Advocates employ it to emphasize the moral righteousness (or at least harmlessness) of the activity, and to indicate their disapproval of its criminalization. When Van Buren v. United States, a major CFAA case, was before the United States Supreme Court, investigative journalism outlet The Markup debuted t-shirts that said "scraping is not a crime." Many tech policy luminaries, including friends of mine, posted pictures of themselves wearing the shirts on Twitter. When Van Buren was decided for a narrower read of the CFAA, Georgetown law professor Paul Ohm tweeted "…The @themarkup t-shirt caption used to be a plea for relief; today it feels a little bit more like the summary of a Supreme Court holding."
As Ohm said, it was a plea - but also an implicit bargain with an unnamed viewer. “Hacking is not a crime,” as a slogan, combined with advocacy emphasizing the positive aspects of hacking, relies on the assumption that if the behavior is prosocial or not actively harmful, it shouldn’t be criminalized. And that underpinning is a moral position that is deeply out of step with the reality of criminalization in the United States. Or to put it another way, one only needs to review the “Hacking is Not A Crime” webpage which says, “A criminal engages in unethical activities with malicious intent. Hackers do not.” to see the effort to distinguish prosocial hackers from ‘eeevill’ criminals.
It’s funny, because “not a crime” started somewhere very different. We can trace the lineage of this strategy back to the popular phrase “skateboarding is not a crime”, a slogan that was used on bumper stickers, that in the words of Jeff Ferrell, were pasted on “cars, [skateboarders’] boards, and at times over ‘Skateboarding In This Area Prohibited by Law’ signs.” Ferrell wrote about skateboarding in his 1997 article “Youth, Crime, and Cultural Space,” where he notes that youthful style (like the pro-skateboarding campaign) was at war with media to determine “whose interest will systems of urban authority operate, and by whose standards will [people] be judged desirable or undesirable, criminal or noncriminal.”
As Ferrell points out, as a matter of cultural pushback, calling something “not a crime” may be effective. But of course, as a matter of law, it is inaccurate. If by crime we mean something that can be prosecuted by state or federal governments, resulting in jail time, hacking is a crime. Scraping is a crime (or at least, it was), and in certain circumstances, it still might be. Therefore accountability research is, under those circumstances, a crime. And in a moment like the 1990s (or today) where a police officer could arrest someone for loitering, or just for kicks (pardon the pun), skateboarding was too.
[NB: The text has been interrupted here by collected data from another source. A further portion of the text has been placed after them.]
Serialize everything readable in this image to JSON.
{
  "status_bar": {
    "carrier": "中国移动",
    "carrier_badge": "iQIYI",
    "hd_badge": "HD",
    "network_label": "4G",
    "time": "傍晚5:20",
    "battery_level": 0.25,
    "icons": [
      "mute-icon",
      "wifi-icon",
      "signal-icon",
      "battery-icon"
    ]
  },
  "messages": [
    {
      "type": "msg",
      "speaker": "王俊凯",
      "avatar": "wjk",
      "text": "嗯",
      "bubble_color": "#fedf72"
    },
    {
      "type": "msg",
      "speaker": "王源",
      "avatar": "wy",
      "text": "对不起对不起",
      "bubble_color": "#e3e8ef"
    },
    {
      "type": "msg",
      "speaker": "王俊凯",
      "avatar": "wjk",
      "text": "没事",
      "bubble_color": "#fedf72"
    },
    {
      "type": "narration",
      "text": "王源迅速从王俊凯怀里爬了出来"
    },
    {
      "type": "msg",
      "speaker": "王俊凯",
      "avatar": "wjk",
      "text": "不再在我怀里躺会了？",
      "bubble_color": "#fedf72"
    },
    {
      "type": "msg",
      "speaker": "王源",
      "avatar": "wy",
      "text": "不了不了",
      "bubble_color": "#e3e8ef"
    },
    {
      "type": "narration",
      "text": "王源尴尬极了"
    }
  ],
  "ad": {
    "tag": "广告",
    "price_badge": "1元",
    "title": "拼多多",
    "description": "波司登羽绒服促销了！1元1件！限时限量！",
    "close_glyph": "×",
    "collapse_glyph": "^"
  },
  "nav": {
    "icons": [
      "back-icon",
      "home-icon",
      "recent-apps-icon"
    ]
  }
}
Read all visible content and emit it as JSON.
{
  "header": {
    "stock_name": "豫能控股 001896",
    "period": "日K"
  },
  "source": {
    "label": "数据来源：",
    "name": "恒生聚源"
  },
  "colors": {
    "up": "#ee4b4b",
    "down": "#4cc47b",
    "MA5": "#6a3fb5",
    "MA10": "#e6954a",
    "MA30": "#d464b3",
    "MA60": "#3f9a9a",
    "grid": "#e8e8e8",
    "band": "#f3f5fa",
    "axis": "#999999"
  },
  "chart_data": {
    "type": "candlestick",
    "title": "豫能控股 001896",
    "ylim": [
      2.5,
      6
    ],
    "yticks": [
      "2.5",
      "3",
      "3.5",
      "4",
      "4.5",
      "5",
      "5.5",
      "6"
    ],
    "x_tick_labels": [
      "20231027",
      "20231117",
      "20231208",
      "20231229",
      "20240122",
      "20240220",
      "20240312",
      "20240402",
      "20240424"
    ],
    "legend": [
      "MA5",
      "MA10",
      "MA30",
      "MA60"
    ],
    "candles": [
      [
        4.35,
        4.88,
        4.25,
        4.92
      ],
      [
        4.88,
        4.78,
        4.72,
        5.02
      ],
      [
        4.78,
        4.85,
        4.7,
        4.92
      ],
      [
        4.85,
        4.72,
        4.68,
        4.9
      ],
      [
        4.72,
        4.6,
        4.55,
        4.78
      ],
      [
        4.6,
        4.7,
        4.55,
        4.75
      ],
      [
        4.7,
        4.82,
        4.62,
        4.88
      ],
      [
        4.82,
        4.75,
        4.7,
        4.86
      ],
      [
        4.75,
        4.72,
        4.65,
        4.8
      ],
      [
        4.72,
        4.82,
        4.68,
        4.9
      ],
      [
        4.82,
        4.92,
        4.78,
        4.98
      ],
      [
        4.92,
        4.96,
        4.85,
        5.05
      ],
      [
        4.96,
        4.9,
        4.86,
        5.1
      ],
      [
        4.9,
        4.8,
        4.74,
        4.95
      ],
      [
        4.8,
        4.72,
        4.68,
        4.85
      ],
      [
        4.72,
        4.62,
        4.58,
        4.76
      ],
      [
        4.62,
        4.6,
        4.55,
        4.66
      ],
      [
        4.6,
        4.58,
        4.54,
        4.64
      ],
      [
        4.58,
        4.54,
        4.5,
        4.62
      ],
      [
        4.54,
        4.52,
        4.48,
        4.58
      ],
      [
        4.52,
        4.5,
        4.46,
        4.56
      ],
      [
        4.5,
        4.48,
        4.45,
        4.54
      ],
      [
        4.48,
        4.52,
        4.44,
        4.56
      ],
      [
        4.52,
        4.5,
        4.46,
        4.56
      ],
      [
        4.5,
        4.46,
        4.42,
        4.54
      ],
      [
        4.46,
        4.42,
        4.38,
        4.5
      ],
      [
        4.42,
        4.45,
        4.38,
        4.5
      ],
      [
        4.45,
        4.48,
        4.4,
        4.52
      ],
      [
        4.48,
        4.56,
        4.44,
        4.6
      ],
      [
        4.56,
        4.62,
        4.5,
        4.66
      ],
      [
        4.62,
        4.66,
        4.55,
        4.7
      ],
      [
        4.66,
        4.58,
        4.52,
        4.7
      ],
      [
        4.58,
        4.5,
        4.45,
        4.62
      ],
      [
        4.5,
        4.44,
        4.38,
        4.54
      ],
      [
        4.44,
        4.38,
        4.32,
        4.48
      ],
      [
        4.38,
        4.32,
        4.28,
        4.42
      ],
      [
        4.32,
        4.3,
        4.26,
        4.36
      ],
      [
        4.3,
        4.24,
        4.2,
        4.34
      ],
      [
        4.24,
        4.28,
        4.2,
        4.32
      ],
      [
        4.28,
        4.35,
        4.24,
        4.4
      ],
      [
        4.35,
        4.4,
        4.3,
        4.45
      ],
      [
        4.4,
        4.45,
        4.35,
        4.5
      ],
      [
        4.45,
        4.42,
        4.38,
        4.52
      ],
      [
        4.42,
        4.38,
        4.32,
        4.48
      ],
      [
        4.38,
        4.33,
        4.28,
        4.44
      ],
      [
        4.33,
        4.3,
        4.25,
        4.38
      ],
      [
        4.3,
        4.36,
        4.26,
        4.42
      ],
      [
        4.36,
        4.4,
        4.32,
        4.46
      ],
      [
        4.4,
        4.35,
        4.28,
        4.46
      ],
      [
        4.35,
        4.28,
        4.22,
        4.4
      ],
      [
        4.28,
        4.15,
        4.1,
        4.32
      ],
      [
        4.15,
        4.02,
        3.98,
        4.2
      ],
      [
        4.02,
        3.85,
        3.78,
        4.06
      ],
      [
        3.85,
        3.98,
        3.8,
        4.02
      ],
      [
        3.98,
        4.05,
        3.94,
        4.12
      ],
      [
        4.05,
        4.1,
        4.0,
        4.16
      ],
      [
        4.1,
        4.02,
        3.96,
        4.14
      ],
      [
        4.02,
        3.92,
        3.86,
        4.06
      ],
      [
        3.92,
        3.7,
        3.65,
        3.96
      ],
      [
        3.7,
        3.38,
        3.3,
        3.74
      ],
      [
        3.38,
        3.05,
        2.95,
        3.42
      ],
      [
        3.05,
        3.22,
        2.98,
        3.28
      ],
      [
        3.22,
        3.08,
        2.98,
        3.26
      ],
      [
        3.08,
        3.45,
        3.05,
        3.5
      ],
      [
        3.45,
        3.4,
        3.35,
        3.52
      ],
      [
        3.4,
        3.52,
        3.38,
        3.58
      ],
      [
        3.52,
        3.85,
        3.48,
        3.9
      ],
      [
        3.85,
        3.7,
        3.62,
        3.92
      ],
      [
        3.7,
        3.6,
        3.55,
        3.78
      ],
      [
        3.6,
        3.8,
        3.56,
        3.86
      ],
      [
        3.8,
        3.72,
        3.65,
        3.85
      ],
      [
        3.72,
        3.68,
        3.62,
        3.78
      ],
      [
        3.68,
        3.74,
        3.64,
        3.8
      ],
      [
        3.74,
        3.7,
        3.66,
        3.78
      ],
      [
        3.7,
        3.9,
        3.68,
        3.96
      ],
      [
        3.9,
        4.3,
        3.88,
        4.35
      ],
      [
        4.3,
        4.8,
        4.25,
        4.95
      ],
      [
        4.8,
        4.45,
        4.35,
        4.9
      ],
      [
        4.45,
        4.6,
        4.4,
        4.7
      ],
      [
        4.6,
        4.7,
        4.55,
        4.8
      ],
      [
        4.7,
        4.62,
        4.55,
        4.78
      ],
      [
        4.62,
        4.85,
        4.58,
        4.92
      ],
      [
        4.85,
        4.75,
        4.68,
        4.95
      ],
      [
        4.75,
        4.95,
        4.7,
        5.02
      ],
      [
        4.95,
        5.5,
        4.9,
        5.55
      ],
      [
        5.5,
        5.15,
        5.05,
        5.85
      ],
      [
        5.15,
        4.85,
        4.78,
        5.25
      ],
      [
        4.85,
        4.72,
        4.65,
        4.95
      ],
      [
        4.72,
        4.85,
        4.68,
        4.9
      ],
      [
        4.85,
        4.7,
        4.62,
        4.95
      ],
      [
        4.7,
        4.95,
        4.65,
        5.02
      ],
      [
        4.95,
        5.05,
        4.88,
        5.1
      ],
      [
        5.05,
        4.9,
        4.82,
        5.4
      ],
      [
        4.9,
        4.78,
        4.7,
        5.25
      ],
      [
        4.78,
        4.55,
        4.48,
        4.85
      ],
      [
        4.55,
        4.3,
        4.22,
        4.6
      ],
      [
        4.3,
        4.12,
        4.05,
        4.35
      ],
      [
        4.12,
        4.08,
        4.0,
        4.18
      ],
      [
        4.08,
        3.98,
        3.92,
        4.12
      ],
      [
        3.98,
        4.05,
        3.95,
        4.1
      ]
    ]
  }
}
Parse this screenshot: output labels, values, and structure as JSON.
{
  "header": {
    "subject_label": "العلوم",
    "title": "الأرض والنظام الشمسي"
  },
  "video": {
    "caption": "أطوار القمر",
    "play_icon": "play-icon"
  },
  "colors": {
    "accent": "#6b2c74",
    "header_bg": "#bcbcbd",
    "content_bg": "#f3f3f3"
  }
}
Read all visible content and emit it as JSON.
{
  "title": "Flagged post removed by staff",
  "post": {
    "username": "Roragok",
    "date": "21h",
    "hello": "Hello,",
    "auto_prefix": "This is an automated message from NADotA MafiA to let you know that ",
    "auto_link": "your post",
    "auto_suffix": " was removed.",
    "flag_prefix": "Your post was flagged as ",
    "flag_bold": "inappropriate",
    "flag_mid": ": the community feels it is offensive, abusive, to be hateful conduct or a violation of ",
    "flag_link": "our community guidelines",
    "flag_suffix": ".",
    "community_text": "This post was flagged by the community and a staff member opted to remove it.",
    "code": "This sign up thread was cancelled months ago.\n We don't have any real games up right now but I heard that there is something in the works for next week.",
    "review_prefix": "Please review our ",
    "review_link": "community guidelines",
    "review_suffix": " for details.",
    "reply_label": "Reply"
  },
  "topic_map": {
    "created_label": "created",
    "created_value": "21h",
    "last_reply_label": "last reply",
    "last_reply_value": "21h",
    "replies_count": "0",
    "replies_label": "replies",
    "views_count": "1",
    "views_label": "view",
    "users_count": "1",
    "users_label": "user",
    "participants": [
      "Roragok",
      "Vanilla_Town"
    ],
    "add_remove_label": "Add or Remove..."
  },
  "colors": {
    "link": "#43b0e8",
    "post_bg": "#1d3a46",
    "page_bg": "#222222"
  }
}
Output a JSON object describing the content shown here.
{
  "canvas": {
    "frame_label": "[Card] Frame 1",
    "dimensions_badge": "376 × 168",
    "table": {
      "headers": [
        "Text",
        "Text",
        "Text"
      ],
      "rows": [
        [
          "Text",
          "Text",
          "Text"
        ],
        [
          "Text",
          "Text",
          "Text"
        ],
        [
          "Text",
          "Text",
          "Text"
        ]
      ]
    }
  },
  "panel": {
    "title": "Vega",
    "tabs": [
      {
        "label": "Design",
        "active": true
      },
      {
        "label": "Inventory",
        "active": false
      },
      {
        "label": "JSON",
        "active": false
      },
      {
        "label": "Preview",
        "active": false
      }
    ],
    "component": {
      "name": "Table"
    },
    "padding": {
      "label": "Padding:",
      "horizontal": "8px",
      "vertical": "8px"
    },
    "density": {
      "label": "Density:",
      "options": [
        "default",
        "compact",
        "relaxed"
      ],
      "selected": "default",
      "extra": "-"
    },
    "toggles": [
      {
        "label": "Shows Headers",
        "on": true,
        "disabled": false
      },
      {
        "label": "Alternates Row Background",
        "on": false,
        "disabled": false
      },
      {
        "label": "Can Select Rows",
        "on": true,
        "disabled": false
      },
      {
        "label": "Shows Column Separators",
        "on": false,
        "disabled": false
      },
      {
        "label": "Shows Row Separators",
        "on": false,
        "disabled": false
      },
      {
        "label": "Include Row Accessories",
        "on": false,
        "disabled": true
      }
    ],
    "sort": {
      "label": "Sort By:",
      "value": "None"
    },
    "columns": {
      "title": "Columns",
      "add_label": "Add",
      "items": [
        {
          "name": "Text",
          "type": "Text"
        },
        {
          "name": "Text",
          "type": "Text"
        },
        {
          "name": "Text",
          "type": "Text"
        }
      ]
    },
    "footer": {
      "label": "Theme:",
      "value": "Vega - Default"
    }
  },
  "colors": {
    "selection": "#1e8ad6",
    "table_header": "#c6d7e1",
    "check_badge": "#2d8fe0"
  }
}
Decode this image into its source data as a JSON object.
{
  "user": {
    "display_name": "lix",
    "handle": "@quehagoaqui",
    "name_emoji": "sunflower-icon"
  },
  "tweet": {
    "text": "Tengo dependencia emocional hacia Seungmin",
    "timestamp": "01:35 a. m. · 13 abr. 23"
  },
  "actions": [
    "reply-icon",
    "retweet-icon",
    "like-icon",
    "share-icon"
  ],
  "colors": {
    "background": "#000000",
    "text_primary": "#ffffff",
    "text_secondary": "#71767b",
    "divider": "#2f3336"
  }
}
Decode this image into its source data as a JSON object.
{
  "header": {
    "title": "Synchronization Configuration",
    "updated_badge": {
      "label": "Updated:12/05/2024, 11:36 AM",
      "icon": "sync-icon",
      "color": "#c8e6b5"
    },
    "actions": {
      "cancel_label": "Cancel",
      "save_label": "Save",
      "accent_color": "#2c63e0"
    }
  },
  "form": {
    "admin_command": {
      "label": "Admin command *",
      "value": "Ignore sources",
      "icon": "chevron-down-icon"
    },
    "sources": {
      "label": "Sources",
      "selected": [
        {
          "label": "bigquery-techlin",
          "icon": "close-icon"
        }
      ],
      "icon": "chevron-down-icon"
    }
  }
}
But the “scraping is not a crime” folks probably weren’t intentionally invoking skateboarding counterculture when they coined the slogan. Since the 1990s, another group has picked up the torch where skateboarding left it. The other major users of the phrase “X is not a crime” are press freedom advocates, whose invocation draws on a similar battle as Farrell describes. “Journalism is not a crime” has been the name of a number of human rights reports on imprisoned journalists, from Ethiopia to Iran. In fact, the campaign called “journalism is not a crime” supports journalists and activists who are imprisoned in Iran. We can see shades of Ferrell’s claims about the role of skateboarding counterculture here – although now journalists are the ones persecuted, rather than the ones responsible for the persecution. In this context, advocates are using the claim about criminalization to appeal to a broader international audience, fighting against the power of the legal entities that have imprisoned journalists and advocates.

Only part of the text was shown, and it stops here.